1. A 3D-printer/cutter (1) comprising a bottom (2), a back part (3), a building plate (6), movable up and down along a Z-axis, and a cassette (7) comprising an extruder/tool head (8), movable along an X- and Y-axis, the cassette (7) being arrangeable at the top of the back part (3), the building plate (6) being arranged at the back part (3) protruding orthogonally out from the back part (3), characterised in that a motor (11, 12, 13) each for the X-, Y- and Z-movement are arranged in the back part (3), the back part (3) having less width than at least the cassette (7) and provided at a thought centre axis (15), preferably symmetrically thereof, between the bottom (2) and the cassette (7).

2. The 3D-printer/cutter according to claim 1, wherein the X- and Y-motors (11, 12) are arranged side by side in the upper portion (9) of the back part (3), which motors (11, 12) are connectable with the cassette (7) when the cassette is mounted on top of the 3D-printer/cutter (1).

3. The 3D-printer/cutter according to claim 1 or 2, wherein at least one extrusion motor (17) is arranged in the back part (3).

4. The 3D-printer/cutter according to claim 1, 2 or 3, wherein at least a circuit board (18) and a possible control unit are arranged in the back part (3).

5. The 3D-printer/cutter according to any one of the preceding claims, wherein at least one fan (19) is arranged in the back part (3).

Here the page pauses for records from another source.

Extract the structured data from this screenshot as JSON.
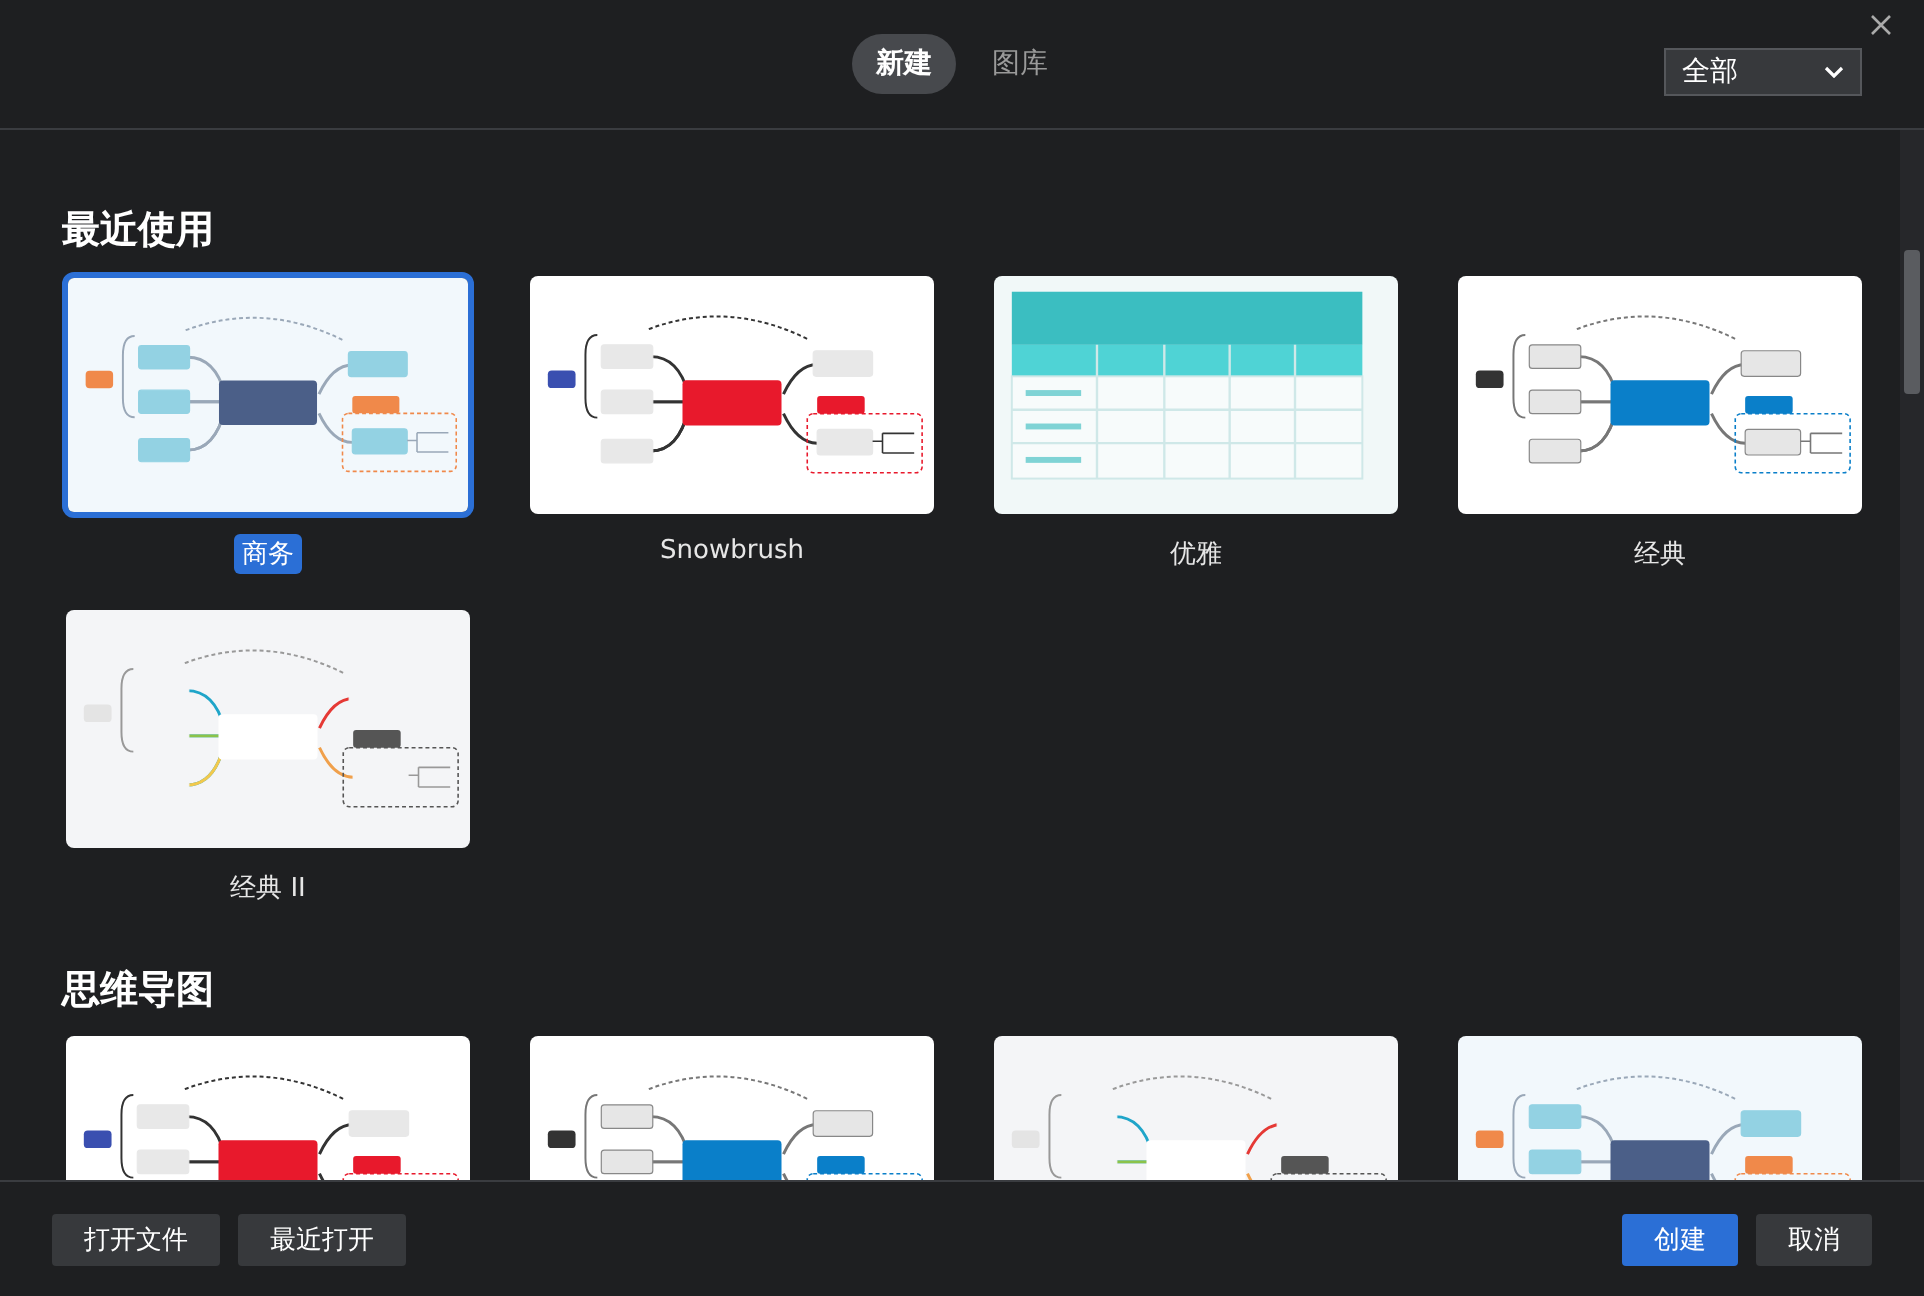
{
  "tabs": [
    {
      "label": "新建",
      "selected": true
    },
    {
      "label": "图库",
      "selected": false
    }
  ],
  "filter": {
    "value": "全部"
  },
  "sections": [
    {
      "title": "最近使用",
      "templates": [
        {
          "name": "商务",
          "selected": true
        },
        {
          "name": "Snowbrush",
          "selected": false
        },
        {
          "name": "优雅",
          "selected": false
        },
        {
          "name": "经典",
          "selected": false
        },
        {
          "name": "经典 II",
          "selected": false
        }
      ]
    },
    {
      "title": "思维导图",
      "templates": [
        {
          "selected": false
        },
        {
          "selected": false
        },
        {
          "selected": false
        },
        {
          "selected": false
        }
      ]
    }
  ],
  "footer": {
    "buttons": [
      {
        "label": "打开文件"
      },
      {
        "label": "最近打开"
      }
    ],
    "actions": [
      {
        "label": "创建",
        "kind": "primary"
      },
      {
        "label": "取消",
        "kind": "secondary"
      }
    ]
  }
}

6. The 3D-printer/cutter according to claim 5 wherein the at least one fan (19) sucks in air from the surroundings into the back part (3) and pushes it out at another portion of the back part (3).

7. The 3D-printer/cutter according to any one of the preceding claims, wherein the back part (3) comprising the X-, Y- and Z-motors (11, 12, 13), forms a channel (16) within the back part (3).

8. The 3D-printer/cutter according to any one of the previous claims, wherein the cassette (7) comprises driving means (21), comprising at least one belt or wire (22), for movement of the extruder/tool head (8) in the X- and Y-direction, the driving means (21) being driven by the X- and Y-motors (11, 12) provided in the back part (3).

9. The 3D-printer/cutter according to any one of the previous claims, wherein the 3D-printer/cutter may be covered in at least one side with a see-through panel.

10. The 3D-printer/cutter according to any one of the previous claims, wherein a rail (40) is provided on each side portion (39) of the back part (3) on which attachments (41) for the building plate (6) run.